If you know the area and the sensor provided the pressure, you could calculate the height of the water (I think that's the equation Pressure=gravity * height). It would require a pressure sensor at the bottom of the tube.
That's not the correct formula. Look at the dimensions
Pressure has units lbs/square inch (PSI)
Gravity has dimensions feet/second/second
and Height has units ft
So gravity x height has units feet x feet/second/second or square feet/second/second.
The relation is 1 foot of water is .433 PSI or 1 PSI = 2.31 ft of water
You can derive this by considering that 1 cubic foot of water weights about 62.4 pounds, so if we divide length and width by 12 to get inches, then a stack of water 1' high and 1" squared at the bottom weights 62.4/12/12 = .433 lbs/sq inch.
Anything seems possible when you don't know what you're talking about.
LOL, wasn't taking a math test or trying to solve the problem...just making a casual suggestion.
To test it, stand the 4" pipe you have on a piece of smooth waste board or shingle or plate and apply enough hot glue to prevent the joint from leaking.
Drop the sensor down to the bottom of the pipe.
Pour a quart of water into the top of the pipe; take a reading from the sensor; use a yardstick to "dip" the water in the pipe.
I am an optimist and so will put together part of my testing environment that I have been accumulating stuff for. In the next few days I will be receiving a piece of 1" clear PVC, for all the testing I will be doing a dipstick will not due.
This image will give you an idea of what I am intending to initially construct. In the future all inputs and outputs of the tank will be simulated.
If it is determined that the Measuring Stack is no longer needed then in my testing environment the Measuring Stack will represent the Tank. 🙂
Also in the final outdoors implementation the 1" clear PVC will be incorporated for simple visual determination of water level. Yes of course, it will need to be appropriately covered, with a removable cover, to keep light out and so keep algae out.
I understand that, but I wanted to point out that it isn't the right formula. I also wanted to show what is the right relationship and illustrate how it is derived to help with later calculations.
I'm not grading you and there will be no pop-quiz as you leave 🙂
Anything seems possible when you don't know what you're talking about.
Note the small metal cage used to keep the gauge upright, but off the bottom where bits of debris could effect the reading as show in the article.
I did not notice this so thanks for point out!
I am an optimist and so will put together part of my testing environment that I have been accumulating stuff for.
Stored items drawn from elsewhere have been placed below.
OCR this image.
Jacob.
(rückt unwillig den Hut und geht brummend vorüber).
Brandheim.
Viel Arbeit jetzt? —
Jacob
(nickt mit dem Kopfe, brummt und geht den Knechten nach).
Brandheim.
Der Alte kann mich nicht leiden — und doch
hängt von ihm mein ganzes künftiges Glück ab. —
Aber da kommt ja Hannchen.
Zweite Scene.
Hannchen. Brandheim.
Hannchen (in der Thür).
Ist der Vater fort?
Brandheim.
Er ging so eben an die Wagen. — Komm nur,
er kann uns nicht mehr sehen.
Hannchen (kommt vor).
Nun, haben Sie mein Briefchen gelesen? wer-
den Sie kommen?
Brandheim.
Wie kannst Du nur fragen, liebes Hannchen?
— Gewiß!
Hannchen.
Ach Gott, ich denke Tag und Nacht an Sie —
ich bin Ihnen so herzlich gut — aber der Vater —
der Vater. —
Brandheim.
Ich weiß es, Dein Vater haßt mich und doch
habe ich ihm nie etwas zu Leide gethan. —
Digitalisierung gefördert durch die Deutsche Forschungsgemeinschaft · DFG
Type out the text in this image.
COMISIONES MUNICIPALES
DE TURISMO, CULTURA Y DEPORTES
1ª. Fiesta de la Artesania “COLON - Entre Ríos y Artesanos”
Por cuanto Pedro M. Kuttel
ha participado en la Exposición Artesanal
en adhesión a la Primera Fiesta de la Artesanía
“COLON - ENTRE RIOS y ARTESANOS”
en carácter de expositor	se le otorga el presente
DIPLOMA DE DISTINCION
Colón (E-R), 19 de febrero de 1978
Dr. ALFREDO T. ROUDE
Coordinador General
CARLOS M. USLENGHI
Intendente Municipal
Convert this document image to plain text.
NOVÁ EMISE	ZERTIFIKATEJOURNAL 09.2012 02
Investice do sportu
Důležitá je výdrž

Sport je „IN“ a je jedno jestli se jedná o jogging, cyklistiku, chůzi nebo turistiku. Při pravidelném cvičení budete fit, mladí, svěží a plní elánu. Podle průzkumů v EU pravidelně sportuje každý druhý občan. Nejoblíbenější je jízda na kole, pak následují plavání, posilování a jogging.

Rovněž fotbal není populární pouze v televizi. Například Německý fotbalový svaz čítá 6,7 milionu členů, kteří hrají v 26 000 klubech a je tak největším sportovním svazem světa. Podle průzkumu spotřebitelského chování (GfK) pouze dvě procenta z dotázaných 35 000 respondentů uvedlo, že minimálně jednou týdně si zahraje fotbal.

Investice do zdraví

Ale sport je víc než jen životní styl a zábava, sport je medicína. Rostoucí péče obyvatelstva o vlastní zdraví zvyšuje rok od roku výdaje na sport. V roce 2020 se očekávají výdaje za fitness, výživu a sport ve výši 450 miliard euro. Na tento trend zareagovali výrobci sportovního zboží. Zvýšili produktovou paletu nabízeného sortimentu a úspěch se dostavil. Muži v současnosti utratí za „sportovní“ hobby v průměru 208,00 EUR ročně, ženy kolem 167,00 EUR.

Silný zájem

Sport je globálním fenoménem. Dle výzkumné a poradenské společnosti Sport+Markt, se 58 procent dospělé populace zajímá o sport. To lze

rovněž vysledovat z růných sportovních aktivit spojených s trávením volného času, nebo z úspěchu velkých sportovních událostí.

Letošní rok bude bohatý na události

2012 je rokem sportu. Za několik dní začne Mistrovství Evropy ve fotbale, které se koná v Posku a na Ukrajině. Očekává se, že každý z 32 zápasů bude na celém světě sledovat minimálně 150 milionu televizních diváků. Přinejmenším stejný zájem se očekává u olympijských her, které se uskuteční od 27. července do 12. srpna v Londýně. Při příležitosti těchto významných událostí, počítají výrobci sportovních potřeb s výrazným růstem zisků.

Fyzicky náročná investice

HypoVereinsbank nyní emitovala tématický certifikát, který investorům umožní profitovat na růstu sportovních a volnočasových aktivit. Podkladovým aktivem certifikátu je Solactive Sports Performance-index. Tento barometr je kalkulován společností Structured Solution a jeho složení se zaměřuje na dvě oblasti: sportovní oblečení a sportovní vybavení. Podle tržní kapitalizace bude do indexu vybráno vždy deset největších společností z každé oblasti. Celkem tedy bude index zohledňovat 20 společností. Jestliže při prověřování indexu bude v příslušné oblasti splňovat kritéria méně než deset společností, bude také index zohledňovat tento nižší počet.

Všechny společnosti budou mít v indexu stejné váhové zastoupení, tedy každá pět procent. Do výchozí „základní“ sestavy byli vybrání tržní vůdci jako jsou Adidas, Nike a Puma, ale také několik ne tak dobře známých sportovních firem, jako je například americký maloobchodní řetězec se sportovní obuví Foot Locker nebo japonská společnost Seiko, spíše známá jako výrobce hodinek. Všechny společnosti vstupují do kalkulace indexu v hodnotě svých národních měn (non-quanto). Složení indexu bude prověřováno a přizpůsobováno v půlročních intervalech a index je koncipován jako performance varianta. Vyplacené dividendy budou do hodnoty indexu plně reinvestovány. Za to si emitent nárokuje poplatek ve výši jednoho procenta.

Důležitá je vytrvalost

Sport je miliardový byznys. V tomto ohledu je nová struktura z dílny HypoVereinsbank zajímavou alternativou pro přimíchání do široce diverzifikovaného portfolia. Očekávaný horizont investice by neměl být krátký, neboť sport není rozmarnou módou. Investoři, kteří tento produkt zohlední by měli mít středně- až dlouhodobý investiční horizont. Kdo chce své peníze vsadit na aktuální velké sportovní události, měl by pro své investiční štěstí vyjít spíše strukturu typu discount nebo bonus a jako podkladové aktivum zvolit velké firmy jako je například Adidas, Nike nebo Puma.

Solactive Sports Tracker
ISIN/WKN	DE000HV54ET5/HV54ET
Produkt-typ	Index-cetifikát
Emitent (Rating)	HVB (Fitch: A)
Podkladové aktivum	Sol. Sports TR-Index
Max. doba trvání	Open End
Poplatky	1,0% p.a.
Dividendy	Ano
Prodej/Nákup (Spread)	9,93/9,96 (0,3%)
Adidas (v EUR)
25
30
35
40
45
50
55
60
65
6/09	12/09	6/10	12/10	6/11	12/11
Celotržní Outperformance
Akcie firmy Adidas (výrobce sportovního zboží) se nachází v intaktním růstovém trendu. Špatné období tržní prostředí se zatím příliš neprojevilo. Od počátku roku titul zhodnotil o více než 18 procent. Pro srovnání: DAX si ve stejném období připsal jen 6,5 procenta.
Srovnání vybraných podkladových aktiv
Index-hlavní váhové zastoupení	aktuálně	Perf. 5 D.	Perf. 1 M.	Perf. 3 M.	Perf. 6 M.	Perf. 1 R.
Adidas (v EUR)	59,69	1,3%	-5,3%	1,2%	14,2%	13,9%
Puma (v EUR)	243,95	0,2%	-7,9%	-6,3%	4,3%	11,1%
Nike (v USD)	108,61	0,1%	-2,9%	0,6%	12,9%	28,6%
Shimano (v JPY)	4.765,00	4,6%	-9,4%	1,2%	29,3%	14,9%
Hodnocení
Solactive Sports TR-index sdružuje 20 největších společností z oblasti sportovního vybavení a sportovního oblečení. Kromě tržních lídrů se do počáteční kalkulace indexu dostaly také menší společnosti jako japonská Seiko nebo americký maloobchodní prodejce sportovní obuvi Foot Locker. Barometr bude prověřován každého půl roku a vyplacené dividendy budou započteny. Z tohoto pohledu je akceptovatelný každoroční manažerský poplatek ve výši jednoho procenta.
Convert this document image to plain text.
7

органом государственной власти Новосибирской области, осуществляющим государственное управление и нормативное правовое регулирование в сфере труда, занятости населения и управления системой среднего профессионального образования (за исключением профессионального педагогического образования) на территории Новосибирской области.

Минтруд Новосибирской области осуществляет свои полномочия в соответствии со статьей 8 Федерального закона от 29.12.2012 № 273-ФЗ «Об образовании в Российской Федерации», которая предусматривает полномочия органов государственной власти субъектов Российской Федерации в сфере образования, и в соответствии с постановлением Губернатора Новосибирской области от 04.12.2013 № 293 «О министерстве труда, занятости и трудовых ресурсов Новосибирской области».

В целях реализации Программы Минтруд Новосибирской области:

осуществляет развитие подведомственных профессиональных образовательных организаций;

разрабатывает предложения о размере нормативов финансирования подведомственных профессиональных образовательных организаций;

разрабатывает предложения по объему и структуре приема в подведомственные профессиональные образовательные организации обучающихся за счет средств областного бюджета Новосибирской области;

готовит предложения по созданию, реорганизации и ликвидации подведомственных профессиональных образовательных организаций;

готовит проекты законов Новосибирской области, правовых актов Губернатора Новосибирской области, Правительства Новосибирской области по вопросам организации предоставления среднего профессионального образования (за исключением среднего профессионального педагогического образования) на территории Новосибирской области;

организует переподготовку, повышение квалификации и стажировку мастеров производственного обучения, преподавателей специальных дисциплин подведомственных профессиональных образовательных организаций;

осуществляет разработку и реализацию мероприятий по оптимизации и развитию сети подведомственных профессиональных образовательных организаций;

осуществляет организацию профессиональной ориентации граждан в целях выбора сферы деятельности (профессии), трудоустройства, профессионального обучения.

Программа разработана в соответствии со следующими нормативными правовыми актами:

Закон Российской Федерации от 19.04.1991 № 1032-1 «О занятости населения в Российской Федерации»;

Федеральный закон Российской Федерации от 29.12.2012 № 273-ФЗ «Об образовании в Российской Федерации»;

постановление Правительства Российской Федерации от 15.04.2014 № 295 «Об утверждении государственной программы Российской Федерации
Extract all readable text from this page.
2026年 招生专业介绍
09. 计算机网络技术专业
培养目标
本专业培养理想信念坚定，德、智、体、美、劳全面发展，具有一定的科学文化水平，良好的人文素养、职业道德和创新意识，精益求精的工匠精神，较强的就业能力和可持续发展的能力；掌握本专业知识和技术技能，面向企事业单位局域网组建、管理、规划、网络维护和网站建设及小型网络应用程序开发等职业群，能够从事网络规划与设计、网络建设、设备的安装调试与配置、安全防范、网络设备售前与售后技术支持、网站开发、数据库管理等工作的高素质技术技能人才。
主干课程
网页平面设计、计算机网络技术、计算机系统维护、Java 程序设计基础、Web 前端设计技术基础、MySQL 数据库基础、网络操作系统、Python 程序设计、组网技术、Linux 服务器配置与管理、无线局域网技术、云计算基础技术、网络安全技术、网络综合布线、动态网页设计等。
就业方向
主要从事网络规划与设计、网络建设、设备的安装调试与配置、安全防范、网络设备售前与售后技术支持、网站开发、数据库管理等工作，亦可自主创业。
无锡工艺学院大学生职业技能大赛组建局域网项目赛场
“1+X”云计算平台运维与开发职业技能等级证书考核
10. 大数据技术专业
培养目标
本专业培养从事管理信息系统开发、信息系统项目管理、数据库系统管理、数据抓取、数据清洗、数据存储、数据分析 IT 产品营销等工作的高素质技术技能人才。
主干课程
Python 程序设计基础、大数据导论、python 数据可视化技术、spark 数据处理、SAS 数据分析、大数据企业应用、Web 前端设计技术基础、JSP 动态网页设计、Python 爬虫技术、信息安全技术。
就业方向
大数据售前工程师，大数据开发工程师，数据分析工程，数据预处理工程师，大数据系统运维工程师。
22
In the next few days I will be receiving a piece of 1" clear PVC, for all the testing I will be doing a dipstick will not due.
This image will give you an idea of what I am intending to initially construct. In the future all inputs and outputs of the tank will be simulated.
That looks like the perfect testing setup !
Anything seems possible when you don't know what you're talking about.
My apologies if this is off track or has already been discussed (I haven't read this entire thread), but just looking at the above statement - could you use the calculation for a Water Column to determine the amount of water? If you know the area and the sensor provided the pressure, you could calculate the height of the water (I think that's the equation Pressure=gravity * height). It would require a pressure sensor at the bottom of the tube.
No apologies needed for not reading this entire thread, for sure I would not do especially since lots of time it is all over the place. Hopefully we get things to the point where the last few pages, or better single page, covers everything in great detail.
I believe somewhere in the back of my mind I remember seeing and planning to use the Water Column calculation you suggested. Thank You!